Jak się okazało, w obronie Zbigniewa Ziobry stanęli niemal wszyscy obecni posłowie Prawa i Sprawiedliwości, stanowiący znaczną siłę 179 głosów. Do nich dołączyło 13 posłów Konfederacji, a także trzy osoby z koła Republikanów oraz trzech reprezentantów Konfederacji Korony Polskiej. Ten jednolity front prawicy podkreśla głębokie podziały ideologiczne i polityczne w polskim parlamencie, gdzie walka o wpływy często przewyższa inne kwestie.

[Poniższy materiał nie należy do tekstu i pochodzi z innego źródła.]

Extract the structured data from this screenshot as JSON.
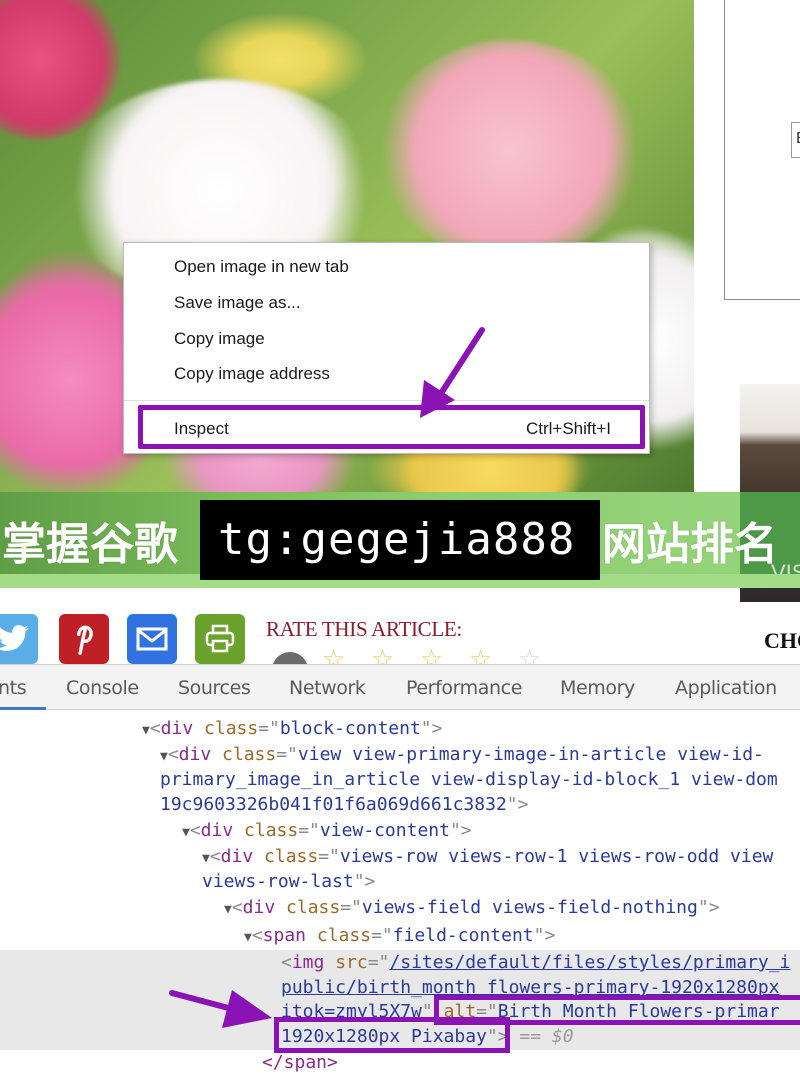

Zaskakująca postawa posłów Razem
Prawdziwą bombę polityczną odpaliło jednak zachowanie części posłów Razem, co nie umknęło uwadze Krzysztofa Śmiszka. W głosowaniu nad zatrzymaniem i tymczasowym aresztowaniem Zbigniewa Ziobry, aż pięć osób z tego ugrupowania nie wzięło udziału, mimo że w poprzednich głosowaniach dotyczących immunitetu Ziobry byli obecni i aktywni. Ta absencja wywołała falę oburzenia i spekulacji, szczególnie wśród komentatorów politycznych.
Odkrycie to, jak donosi portal X, wprost rozwścieczyło europosła Śmiszka, który nie szczędził ostrych słów pod adresem ugrupowania. To zdarzenie z pewnością odbije się szerokim echem w medialnej debacie i może wpłynąć na postrzeganie partii Razem przez elektorat. Pytanie o motywy takiej decyzji pozostaje otwarte, prowokując liczne dyskusje o politycznych sojuszach i lojalnościach w obecnym Sejmie.
"Razem zdezerterowała ws. zatrzymania Ziobry. To efekt światłej myśli ideologiczno-liderskiej Pauliny Matysiak? Kiedyś prawdziwa Lewica, dziś PiSowska" - ocenił ostro!
Czy to koniec prawdziwej Lewicy?
Krzysztof Śmiszek w swoim komentarzu nie poszedł na żadne ustępstwa, nazywając postawę Razem "dezercją" i stawiając śmiałą tezę o jej ewolucji. Słowa o "PiSowskiej Lewicy" brzmią jak mocny cios wizerunkowy i ideologiczny, który z pewnością zaboli członków partii. W kontekście historycznych podziałów i oczekiwań społecznych wobec lewicy, takie oskarżenia są wyjątkowo dotkliwe i mogą nadszarpnąć zaufanie wyborców.
Ta sytuacja stawia pod znakiem zapytania spójność i priorytety niektórych ugrupowań na polskiej scenie politycznej. Czy to jednorazowy incydent, czy może sygnał głębszych pęknięć w koalicji? Publiczna krytyka ze strony tak wpływowego polityka jak Śmiszek z pewnością zmusi Razem do publicznego wyjaśnienia swojej nieobecności, co może być trudnym zadaniem, biorąc pod uwagę ostrość postawionych zarzutów.
Artykuł i zdjęcie wygenerowane przez sztuczną inteligencję (AI). Pamiętaj, że sztuczna inteligencja może popełniać błędy! Sprawdź ważne informacje. Jeżeli widzisz błąd, daj nam znać.